Marlon Taylor

Personal information
- Born: August 16, 1997 (age 29) Mount Vernon, New York
- Listed height: 6 ft 5 in (1.96 m)
- Listed weight: 209 lb (95 kg)

Career information
- High school: Forest Trail Academy (Kernersville, North Carolina); Mount Vernon (Mount Vernon, New York);
- College: Panola (2016–2018); LSU (2018–2020);
- NBA draft: 2020: undrafted
- Playing career: 2021–2023
- Position: Guard

Career history
- 2021: Erie BayHawks
- 2021: Leones de Santo Domingo
- 2022: London Lightning
- 2023: Wellington Saints
- Stats at NBA.com
- Stats at Basketball Reference

= Marlon Taylor =

American basketball player

Marlon Taylor (born August 16, 1997) is an American former professional basketball player who last played for the Wellington Saints of the New Zealand National Basketball League (NZNBL). He played college basketball for the Panola Ponies and LSU Tigers.

==High school career==
Taylor attended Mount Vernon and had a prep school year at (now defunct) Forest Trail Academy in Kernersville, North Carolina. At Mount Vernon, he averaged 14 points and 9 rebounds and help his team reach a 19–4 record and the New York Section I Class AA state championships.

==College career==
Taylor attended Panola his first two years. In his freshman year, the team went 26–9 and advanced to the second round of the NJCAA national tournament for the first time since 1979 after winning the Region 14 tournament and in his sophomore year, he averaged 17.0 points, 9.5 rebounds and 1.8 assists as Panola posted a 20–12 record and advanced to the NJCAA Region 14 Tournament quarterfinals.

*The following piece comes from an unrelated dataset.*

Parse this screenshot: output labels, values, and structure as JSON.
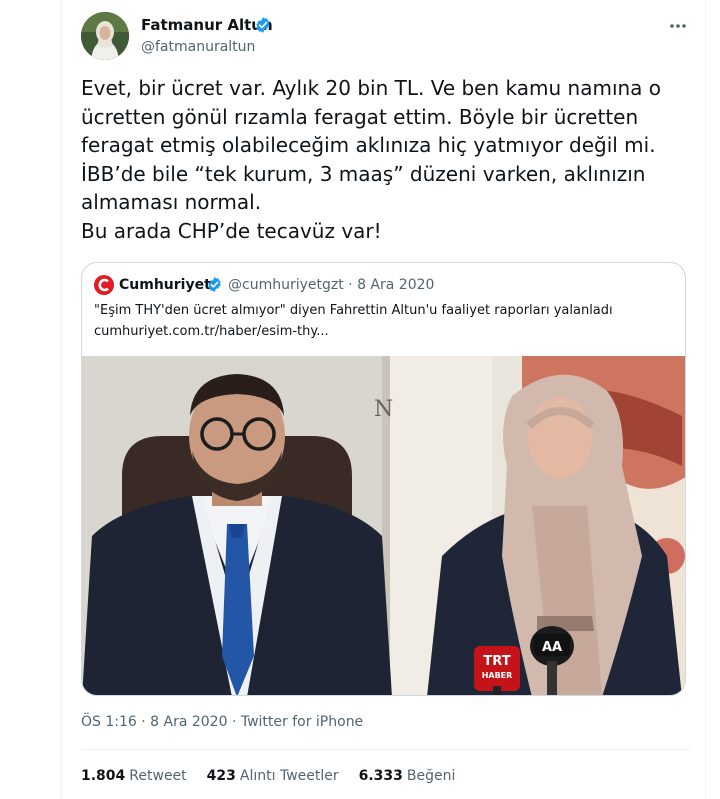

As a junior in 2018–19, Taylor transferred to LSU and started 24 games, averaging 6.7 points and 3.6 rebounds. As a senior in 2019–20, he had surgery in his left leg, limiting him to 21 games in which he averaged 5.9 points and 4.1 rebounds in 23.2 minutes. However, his final LSU game was his best, scoring 30 points while making 10-of-17 field goals, with three treys in a 94–64 win at home against Georgia.

==Professional career==
After going undrafted in the 2020 NBA draft, Taylor signed on November 18, 2020, an Exhibit 10 deal with the Washington Wizards, but was waived on December 18 after one preseason game. On January 12, 2021, he signed as a flex-affiliate player with the Erie BayHawks of the NBA G League after the Capital City Go-Go withdrew for the COVID-19 pandemic. In 6 regular season games, he averaged 2.0 points, 1.4 rebounds and 0.5 assists in 10.1 minutes and in his only playoff game, he scored 9 points from the bench in a 139–110 loss to the Lakeland Magic.

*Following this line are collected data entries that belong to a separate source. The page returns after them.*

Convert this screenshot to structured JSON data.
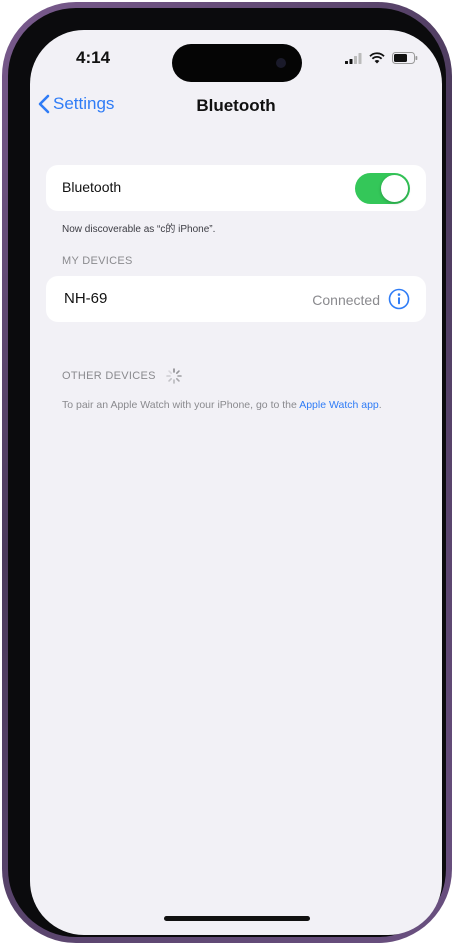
{
  "status_bar": {
    "time": "4:14",
    "icons": [
      "cellular-signal-icon",
      "wifi-icon",
      "battery-icon"
    ]
  },
  "nav": {
    "back_label": "Settings",
    "title": "Bluetooth"
  },
  "bluetooth": {
    "label": "Bluetooth",
    "toggle_on": true,
    "discoverable_text": "Now discoverable as “c的 iPhone”."
  },
  "my_devices": {
    "header": "MY DEVICES",
    "items": [
      {
        "name": "NH-69",
        "status": "Connected"
      }
    ]
  },
  "other_devices": {
    "header": "OTHER DEVICES",
    "pair_note_prefix": "To pair an Apple Watch with your iPhone, go to the ",
    "pair_note_link": "Apple Watch app",
    "pair_note_suffix": "."
  },
  "colors": {
    "accent": "#2f7cf6",
    "toggle_on": "#34c759",
    "background": "#f2f1f6",
    "frame": "#6a5080"
  }
}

In August 2021, Taylor signed with the Leones de Santo Domingo of the Liga Nacional de Baloncesto.

On October 28, 2021, Taylor signed with the Oklahoma City Blue. However, he was waived on November 2. On January 6, 2022, Taylor signed with London Lightning of the National Basketball League of Canada but was waived on March 10.

On March 23, 2023, Taylor signed with the Wellington Saints for the 2023 New Zealand NBL season. He was released by the Saints on June 20, 2023.

==Personal life==
Taylor is the son of Zenobia Crenshaw and has a younger brother and a younger sister. He majored in sport administration.